Re: Is there a better way to simulate randomly choosing from a weighted set?



In article <1141032840.306704.88070@xxxxxxxxxxxxxxxxxxxxxxxxxxxx>,
yay_frogs@xxxxxxxxx writes
[I originally posted this to comp.lang.c++ since that is the language
I'm working in, but then I realized that my problem isn't language
specific and this would probably be a better group.]

Here is my problem: suppose there are, say, five events with these
probabilities:

event1 0.7
event2 0.1
event3 0.1
event4 0.05
event5 0.05

Note that sum of the probabilities is 1.0. I would like a function that
simulates these events and returns an int to indicate which event
occurred: the function should statistically return 1 about 70% of the
time, 2 about 10% of the time, and so on.

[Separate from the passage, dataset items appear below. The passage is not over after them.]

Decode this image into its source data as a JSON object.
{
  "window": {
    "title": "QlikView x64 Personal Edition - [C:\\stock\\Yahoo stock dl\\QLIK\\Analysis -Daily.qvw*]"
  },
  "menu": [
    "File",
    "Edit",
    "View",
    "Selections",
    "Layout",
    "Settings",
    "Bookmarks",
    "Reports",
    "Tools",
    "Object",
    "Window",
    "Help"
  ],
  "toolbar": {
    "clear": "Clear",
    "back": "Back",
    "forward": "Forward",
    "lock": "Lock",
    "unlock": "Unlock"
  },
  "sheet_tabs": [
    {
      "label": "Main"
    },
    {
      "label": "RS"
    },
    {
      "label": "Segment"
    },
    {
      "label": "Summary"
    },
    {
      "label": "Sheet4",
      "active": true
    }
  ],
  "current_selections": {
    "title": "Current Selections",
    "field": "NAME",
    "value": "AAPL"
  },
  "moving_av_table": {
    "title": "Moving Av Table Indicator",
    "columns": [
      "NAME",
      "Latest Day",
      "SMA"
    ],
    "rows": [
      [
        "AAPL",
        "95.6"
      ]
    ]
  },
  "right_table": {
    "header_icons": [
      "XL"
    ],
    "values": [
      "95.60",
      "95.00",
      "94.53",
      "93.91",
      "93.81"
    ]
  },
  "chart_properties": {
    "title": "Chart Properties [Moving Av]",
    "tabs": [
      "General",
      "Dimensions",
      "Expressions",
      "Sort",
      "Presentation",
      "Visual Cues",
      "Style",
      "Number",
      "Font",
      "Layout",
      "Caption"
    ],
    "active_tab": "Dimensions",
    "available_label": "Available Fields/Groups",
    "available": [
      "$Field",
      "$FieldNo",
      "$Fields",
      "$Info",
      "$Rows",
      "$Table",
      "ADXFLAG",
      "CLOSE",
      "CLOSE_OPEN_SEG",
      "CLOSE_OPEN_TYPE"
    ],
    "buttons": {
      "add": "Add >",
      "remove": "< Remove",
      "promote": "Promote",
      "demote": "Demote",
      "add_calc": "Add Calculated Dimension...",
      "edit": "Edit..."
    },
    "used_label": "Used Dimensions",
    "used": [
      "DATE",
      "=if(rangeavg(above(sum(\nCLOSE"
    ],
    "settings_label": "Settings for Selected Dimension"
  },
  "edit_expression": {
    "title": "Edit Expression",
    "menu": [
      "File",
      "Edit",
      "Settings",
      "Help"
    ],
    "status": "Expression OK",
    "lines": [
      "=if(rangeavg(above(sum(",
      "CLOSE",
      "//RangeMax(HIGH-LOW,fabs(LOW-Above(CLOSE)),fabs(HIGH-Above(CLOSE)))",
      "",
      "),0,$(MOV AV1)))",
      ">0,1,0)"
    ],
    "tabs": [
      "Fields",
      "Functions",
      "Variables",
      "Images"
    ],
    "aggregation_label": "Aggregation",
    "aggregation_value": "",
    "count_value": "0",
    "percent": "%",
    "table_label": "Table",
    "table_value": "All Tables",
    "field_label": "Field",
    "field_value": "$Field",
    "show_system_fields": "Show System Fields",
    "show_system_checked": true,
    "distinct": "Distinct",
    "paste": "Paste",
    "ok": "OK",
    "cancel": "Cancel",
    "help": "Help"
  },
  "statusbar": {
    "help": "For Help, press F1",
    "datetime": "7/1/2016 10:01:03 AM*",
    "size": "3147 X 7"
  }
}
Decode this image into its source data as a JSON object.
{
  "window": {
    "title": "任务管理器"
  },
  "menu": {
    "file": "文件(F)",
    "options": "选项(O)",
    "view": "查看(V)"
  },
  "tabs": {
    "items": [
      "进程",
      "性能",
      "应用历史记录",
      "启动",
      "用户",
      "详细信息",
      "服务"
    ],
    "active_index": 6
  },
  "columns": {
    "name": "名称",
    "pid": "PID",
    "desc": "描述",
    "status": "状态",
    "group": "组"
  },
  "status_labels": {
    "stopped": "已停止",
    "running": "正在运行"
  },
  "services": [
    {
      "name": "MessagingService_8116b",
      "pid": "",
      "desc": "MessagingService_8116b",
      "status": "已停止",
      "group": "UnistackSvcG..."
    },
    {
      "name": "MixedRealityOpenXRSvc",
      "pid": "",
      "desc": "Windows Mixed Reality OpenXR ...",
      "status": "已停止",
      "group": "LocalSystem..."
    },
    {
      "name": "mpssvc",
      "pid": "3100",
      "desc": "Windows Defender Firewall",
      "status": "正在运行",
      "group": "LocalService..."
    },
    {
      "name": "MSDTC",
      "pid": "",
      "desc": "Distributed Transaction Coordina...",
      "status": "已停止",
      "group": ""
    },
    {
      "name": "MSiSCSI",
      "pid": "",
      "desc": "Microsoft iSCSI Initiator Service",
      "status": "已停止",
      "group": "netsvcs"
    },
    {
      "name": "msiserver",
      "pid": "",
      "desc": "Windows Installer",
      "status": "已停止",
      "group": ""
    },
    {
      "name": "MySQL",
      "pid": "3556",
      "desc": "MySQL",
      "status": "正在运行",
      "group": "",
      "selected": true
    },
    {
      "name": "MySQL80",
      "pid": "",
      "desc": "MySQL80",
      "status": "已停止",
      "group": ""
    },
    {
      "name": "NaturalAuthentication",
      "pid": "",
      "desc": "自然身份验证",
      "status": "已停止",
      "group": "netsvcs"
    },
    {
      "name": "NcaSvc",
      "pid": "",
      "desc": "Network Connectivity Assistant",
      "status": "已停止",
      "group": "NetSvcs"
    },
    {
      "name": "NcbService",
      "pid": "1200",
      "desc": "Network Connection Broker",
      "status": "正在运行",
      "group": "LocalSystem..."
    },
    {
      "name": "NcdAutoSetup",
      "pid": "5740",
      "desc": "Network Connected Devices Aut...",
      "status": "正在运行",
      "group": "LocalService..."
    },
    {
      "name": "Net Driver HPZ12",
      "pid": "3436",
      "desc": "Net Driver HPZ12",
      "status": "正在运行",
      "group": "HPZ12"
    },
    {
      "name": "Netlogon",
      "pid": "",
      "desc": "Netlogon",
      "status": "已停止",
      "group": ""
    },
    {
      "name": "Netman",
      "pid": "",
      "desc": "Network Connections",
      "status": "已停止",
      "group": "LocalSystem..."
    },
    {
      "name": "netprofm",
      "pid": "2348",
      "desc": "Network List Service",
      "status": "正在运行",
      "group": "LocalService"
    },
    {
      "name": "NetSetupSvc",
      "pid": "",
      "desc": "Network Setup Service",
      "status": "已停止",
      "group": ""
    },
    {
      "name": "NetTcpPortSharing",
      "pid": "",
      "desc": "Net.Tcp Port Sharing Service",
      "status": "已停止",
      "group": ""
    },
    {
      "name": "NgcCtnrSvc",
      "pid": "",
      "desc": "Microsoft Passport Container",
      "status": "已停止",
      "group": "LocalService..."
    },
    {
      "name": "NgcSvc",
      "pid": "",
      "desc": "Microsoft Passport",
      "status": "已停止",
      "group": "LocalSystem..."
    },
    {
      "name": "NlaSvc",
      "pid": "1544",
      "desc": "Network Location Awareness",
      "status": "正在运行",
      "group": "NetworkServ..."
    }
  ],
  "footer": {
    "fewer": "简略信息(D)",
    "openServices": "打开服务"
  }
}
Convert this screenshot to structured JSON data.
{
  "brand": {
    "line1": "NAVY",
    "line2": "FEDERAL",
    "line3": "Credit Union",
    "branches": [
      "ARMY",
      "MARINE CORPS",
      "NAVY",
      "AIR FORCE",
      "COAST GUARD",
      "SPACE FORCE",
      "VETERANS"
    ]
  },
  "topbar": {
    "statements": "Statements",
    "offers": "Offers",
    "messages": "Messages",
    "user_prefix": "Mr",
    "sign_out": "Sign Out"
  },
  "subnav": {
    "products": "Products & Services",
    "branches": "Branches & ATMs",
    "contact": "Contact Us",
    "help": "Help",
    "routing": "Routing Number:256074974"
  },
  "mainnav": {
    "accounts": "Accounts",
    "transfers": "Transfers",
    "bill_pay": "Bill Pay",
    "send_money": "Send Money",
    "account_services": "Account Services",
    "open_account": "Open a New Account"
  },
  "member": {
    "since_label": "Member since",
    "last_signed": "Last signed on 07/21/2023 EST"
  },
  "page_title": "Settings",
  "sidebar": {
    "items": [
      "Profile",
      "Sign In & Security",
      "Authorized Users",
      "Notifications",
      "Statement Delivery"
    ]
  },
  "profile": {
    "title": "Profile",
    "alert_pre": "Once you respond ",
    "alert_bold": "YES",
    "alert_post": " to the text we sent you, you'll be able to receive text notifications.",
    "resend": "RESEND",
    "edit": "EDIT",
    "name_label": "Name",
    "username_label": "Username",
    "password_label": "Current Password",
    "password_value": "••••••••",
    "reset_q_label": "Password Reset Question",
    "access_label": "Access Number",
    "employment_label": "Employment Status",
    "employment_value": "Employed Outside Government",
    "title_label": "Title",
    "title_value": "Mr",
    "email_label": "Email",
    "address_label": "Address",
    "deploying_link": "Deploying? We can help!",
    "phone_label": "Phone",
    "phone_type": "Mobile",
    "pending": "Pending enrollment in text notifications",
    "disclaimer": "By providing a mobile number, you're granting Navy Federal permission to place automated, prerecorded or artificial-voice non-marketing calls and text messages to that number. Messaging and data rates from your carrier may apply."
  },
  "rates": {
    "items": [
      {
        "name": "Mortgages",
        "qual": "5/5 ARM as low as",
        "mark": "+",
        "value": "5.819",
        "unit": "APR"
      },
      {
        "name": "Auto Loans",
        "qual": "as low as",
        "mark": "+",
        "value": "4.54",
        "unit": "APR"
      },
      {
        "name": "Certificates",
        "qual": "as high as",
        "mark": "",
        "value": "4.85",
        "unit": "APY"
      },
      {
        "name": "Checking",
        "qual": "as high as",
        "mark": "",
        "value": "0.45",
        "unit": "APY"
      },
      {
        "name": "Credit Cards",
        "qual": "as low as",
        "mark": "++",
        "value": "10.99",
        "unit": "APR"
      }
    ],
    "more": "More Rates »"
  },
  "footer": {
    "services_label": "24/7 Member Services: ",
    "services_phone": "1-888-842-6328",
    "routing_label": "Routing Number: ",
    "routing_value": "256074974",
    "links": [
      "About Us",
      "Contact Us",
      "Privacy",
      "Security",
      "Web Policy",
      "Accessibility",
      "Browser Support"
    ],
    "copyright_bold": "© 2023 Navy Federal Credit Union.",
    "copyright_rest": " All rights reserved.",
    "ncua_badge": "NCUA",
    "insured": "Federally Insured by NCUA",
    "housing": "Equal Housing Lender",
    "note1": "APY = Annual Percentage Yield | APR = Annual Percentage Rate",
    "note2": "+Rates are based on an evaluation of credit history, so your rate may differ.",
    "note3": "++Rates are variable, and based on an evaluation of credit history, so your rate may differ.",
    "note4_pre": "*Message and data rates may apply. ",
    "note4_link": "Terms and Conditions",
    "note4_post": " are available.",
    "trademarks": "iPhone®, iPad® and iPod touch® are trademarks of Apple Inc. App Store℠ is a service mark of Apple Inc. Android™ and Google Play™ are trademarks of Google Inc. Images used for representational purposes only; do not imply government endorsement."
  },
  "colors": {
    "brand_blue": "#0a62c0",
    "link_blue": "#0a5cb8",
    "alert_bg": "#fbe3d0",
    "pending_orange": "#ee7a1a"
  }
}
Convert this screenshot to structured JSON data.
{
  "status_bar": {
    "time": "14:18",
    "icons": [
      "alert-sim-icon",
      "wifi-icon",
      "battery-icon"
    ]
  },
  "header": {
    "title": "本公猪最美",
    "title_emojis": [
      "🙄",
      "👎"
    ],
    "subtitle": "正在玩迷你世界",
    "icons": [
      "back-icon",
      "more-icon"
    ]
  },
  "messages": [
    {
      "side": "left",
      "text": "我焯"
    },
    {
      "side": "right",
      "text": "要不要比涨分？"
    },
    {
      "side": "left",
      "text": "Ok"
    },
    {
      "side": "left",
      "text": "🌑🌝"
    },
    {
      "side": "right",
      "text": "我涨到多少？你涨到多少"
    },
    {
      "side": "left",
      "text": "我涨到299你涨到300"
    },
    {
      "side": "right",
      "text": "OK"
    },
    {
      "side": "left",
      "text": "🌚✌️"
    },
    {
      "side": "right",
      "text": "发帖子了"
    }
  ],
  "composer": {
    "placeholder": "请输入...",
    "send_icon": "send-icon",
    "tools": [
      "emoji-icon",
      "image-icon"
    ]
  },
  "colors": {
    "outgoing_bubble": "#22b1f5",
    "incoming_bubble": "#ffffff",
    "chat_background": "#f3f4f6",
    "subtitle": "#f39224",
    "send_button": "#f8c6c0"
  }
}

I have figured out a way to do this, but I suspect my way is
suboptimal.

I build a vector of five elements that looks like:

( 0.05, 0.05+0.05, 0.05+0.05+0.1, 0.05+0.05+0.1+0.1,
0.05+0.05+0.1+0.1+0.7 )
= ( 0.05, 0.1, 0.2, 0.3, 1.0 )

I then generate a random float in the interval 0.0 ... 1.0, and if the
random float is in the range 0 to 0.05, I return event 5, and if the
random float is in the range 0.05-0.1, I return event 4, and so on.
(Actually, I should test for event 1 first since it is most common, but
I'm too lazy to re-type my example vector above.)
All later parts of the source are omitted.